Aztec performer David Barron, "The Entertainer," aims to inspire seniors with his music
AZTEC — He may be the only man you'll ever see around Aztec in a full tuxedo at 2:30 in the afternoon.
His hair is slicked back and he has a debonair moustache, watery eyes and a warm smile, but it's his velvety voice that lingers long after he's taken his last request and unplugged his microphone.
The man is David Barron. He sings anywhere he's asked — at birthday parties, benefits, senior centers, art openings, living rooms and long-term care facilities, among others — a dozen or more times each month. He is better known simply as "The Entertainer."
"I love entertaining," said Barron, who lives in Center Point, just east of Aztec along U.S. Highway 550. "I've got some in karaoke format and some I do from total recall, so that helps, it helps an old man. And I always sing in a tux — no matter what the venue is, because my mom always said, 'Always be a professional.'"
Armed with his portable karaoke system and a microphone, Barron, 59, croons, swing and bellows anything that brings a smile, be it Connie Francis, Sons of the Pioneers, Engelbert Humperdinck or Bette Midler's version of "(I'd Like to Get You on a) Slow Boat to China."
It's particularly a hit with seniors, especially those in assisted living facilities, he said.
"Folks will come up with a tear in their eye and say things like, 'My husband and I used to dance to this' — all kinds of nostalgic stuff," he said. "People forget that people in these places have a whole lifetime of experience and knowledge.
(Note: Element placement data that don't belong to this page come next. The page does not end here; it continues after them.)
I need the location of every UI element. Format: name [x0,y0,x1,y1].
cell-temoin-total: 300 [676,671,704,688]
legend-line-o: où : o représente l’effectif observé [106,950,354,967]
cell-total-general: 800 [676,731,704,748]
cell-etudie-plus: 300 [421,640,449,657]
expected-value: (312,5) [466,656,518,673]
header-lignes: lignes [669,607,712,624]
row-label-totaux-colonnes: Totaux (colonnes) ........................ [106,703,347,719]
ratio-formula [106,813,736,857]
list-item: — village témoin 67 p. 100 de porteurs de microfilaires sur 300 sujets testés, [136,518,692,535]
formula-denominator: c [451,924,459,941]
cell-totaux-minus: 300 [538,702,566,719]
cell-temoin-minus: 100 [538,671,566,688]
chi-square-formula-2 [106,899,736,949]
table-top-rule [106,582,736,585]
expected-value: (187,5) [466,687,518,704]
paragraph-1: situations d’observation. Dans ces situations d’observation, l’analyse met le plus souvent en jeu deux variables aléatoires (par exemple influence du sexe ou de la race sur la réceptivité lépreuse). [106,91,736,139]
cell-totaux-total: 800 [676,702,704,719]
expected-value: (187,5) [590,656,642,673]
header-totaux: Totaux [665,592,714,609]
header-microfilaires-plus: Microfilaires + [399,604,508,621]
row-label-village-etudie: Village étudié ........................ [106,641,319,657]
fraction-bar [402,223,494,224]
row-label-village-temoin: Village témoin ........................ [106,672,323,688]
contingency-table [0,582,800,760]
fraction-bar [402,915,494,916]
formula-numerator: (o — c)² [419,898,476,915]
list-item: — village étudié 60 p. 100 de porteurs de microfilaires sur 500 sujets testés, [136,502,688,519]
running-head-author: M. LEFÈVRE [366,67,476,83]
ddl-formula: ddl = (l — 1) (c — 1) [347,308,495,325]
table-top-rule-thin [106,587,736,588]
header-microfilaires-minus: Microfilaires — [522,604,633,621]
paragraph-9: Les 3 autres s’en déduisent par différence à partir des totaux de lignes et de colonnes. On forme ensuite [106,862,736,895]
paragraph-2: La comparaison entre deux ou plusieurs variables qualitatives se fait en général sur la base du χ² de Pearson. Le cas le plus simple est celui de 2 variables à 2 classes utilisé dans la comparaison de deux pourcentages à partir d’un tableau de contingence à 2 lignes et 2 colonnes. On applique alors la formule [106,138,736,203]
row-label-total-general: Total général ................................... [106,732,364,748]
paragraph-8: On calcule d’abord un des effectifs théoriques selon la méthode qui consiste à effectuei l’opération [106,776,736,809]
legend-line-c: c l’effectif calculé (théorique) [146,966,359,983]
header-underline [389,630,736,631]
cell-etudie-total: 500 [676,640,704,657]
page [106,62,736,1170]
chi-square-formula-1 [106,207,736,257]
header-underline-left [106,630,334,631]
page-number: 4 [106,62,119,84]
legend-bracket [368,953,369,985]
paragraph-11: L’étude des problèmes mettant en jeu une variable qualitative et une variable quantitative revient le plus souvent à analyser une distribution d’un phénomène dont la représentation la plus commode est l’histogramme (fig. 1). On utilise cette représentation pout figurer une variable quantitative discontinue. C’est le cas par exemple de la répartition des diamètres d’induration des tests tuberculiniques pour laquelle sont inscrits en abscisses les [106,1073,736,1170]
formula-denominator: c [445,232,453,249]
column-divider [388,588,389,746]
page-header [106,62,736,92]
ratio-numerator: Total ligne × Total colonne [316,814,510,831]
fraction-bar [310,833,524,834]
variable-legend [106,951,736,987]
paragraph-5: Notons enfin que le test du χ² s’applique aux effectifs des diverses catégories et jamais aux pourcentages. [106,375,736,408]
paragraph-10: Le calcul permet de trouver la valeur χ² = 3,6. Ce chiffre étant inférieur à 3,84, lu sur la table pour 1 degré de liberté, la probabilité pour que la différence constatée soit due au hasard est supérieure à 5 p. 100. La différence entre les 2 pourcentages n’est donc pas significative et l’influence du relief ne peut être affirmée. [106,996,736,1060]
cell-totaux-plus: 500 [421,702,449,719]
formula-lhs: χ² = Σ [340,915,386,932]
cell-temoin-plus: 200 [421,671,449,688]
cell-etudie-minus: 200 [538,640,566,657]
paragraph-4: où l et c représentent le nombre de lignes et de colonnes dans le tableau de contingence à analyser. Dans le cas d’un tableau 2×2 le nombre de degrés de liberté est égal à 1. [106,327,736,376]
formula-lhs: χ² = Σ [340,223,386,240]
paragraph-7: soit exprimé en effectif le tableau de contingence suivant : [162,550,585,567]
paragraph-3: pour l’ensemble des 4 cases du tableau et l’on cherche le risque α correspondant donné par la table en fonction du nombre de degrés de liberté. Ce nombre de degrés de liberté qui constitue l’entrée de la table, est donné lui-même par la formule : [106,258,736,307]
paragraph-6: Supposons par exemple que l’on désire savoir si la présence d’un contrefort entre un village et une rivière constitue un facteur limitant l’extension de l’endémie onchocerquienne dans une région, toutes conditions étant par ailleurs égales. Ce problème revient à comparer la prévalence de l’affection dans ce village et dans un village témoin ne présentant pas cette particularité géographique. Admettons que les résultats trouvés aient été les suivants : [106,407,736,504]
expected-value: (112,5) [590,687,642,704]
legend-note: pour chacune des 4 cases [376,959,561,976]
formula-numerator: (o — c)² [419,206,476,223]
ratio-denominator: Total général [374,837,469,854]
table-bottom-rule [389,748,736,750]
There's more knowledge going to the grave that people won't learn because people won't spend time with these folks."
For Barron, music unites people and brings back memories that he says, "are more precious than silver and gold." Though his audience tends to be people in the sunset of their lives, he doesn't see them as old.
"You know, when I'm singing, I look out at the crowd, and I'm not singing to old people," he said. "They may be 90 in years, let's say, but I'm really singing to young folks. They may be in an old body, but they're beautiful and young and alive. I take them back to Memoryville. I see 'em get weepy, and I want to weep right along with them. But I don't. I'm a professional."
He has a particular fondness for centenarians. He has performed for more than 10 people who are 100 or older.
"If someone's going to turn 100, I will come do a concert in their house for nothin'," he said. "They've lived their whole lives so that we could enjoy our lives. I'll travel anywhere in the state to sing for someone 100 years old."
Barron came by his second life as a singer while working at Cedar Ridge Inn, a long-term care facility in Farmington. He volunteered to sing a couple of songs one day, and "that's where it started," he said. He has since performed throughout the state and in Colorado and Las Vegas. Last year, he recorded an album of his favorite songs on a CD titled, "The Entertainer."
"I keep as busy as much as I can. You can't give your best unless you're doing something you love, 'cause you're heart's not in it," he said. "I sing at Good Sam's (Good Samaritan Society — Four Corners Village) the second Friday of each month, and it's such a blast. The people in those long-term care facilities, their eyes light up. Pretty soon, they're wiggling around, tapping their feet and enjoying the music. Music can reach your soul. That's why I do it."
Barron has worked countless rooms around San Juan County, and he admits his audiences help him look at life differently.
"I've been with a lot of people, singing all over," he said. "But I never heard anyone say, 'I wished I could have spent more time on the job.' They just don't say that. We're chasing the dollar these days. But there are no U-Haul trucks following the hearse to the graveyard 'cause you're not talking anything with you."
Barron rarely takes money for his performances, choosing to volunteer his services to reach people he knows are too often alone and share the gift of song.
"It's a wonderful gift to do what I do. If people knew how much fun I was having they'd be fighting me for my job," Barron said. "It's a passion. It's a way to give back to the community, light people up and give them a good feeling in their heart, down to their soul."